Choosing the correct toys with eye safety in mind is something all moms and dads worry about. How do parents choose toys that keep their kids' eyes safe?

Infants are born with an only partially developed visual system. There aren't many things that stimulate a child's visual development more efficiently than toys that involve hand-eye coordination and a more concrete understanding of spaces and distances between objects. The most effective toys to encourage an infant's vision in their first year of life include toys with basic shapes or bright contrasting colors and activity gyms that have interactive or removable objects, puppets and balls.
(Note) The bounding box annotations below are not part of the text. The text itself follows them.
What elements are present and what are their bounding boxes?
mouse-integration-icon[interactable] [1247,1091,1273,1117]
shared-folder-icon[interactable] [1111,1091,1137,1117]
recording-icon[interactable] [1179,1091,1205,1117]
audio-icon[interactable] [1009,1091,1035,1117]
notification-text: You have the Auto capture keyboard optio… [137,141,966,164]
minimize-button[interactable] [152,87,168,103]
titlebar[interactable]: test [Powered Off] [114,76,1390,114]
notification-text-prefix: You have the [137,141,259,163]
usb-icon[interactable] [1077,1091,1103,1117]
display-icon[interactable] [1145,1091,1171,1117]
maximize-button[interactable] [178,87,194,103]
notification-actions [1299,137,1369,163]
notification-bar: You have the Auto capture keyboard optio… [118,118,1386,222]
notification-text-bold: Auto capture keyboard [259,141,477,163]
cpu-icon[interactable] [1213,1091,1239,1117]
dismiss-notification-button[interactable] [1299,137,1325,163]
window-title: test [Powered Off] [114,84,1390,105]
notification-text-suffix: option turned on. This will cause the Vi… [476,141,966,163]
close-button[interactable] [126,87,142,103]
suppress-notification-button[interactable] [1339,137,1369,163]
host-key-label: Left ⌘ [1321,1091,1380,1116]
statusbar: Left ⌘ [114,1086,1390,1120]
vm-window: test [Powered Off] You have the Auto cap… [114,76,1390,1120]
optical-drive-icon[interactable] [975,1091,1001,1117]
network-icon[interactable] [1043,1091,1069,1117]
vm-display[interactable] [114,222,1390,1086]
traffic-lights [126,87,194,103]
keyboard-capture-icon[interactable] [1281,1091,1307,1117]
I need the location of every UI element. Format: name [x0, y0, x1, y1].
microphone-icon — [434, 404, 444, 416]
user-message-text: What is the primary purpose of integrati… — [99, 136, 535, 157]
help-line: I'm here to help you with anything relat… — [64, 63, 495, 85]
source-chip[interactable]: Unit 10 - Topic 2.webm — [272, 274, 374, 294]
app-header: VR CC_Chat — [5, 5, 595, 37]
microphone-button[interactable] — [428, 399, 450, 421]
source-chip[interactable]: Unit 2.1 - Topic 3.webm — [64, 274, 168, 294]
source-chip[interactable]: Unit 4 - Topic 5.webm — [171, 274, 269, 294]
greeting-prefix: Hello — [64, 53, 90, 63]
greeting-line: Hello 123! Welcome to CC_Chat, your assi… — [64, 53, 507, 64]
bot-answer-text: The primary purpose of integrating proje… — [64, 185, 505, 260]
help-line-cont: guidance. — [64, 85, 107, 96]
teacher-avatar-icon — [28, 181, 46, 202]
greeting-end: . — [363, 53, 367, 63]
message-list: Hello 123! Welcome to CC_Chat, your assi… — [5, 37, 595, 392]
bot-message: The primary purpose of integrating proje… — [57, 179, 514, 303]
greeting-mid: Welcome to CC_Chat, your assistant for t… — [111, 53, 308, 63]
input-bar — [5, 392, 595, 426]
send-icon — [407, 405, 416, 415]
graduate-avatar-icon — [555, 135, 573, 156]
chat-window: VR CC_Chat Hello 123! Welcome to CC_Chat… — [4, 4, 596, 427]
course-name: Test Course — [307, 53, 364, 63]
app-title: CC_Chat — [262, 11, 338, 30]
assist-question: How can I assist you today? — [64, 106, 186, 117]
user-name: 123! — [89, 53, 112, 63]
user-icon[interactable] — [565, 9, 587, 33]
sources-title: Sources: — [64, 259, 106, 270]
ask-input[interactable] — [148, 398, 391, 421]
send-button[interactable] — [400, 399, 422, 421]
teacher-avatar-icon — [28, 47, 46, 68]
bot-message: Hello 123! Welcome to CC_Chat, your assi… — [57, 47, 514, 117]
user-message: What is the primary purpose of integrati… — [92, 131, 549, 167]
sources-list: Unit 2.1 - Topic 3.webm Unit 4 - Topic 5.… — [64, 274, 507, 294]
In the initial three months of life, a baby's color vision hasn't really developed, so simple black and white pictures of things like shapes and simple patterns are very conducive to stimulating visual development.

Children spend a considerable amount of time playing with toys, so it's good for parents to know if those toys are safe or not. Kids should be given toys especially created for their own age group. Hand-in-hand with making sure to keep toys age-appropriate is to check that the toy is developmentally appropriate, too. Even though toy companies print targeted age groups on the box, it's still important for you to make the call, and be sure your child avoids playing with something that could be unsafe.

Blocks are a safe and useful toy for kids of most ages, but for younger children, check that the corners and edges are blunted, to decrease the chance of danger to the eyes, or any other part of the body. You should also take note of toy size. The general rule with toddlers is that a toy that is small enough to fit in their mouth is unsafe. Be on the lookout for objects that can be manipulated into a smaller size as well. It's best to put small toys aside until your child is more appropriately aged.

Steer clear of toys with edges or sharp components for a little kid, and if your kids have toys with long handles, like pony sticks, make sure the ends aren't sharp. Closely watch toddlers when they play with those kinds of toys.

For kids younger than 6 years old, avoid toys projectiles, like slingshots. Even when they're older than 6, always supervise kids playing with toys like that. Whereas, for older kids who have chemistry sets or woodworking tools, always make sure they have protective eyewear.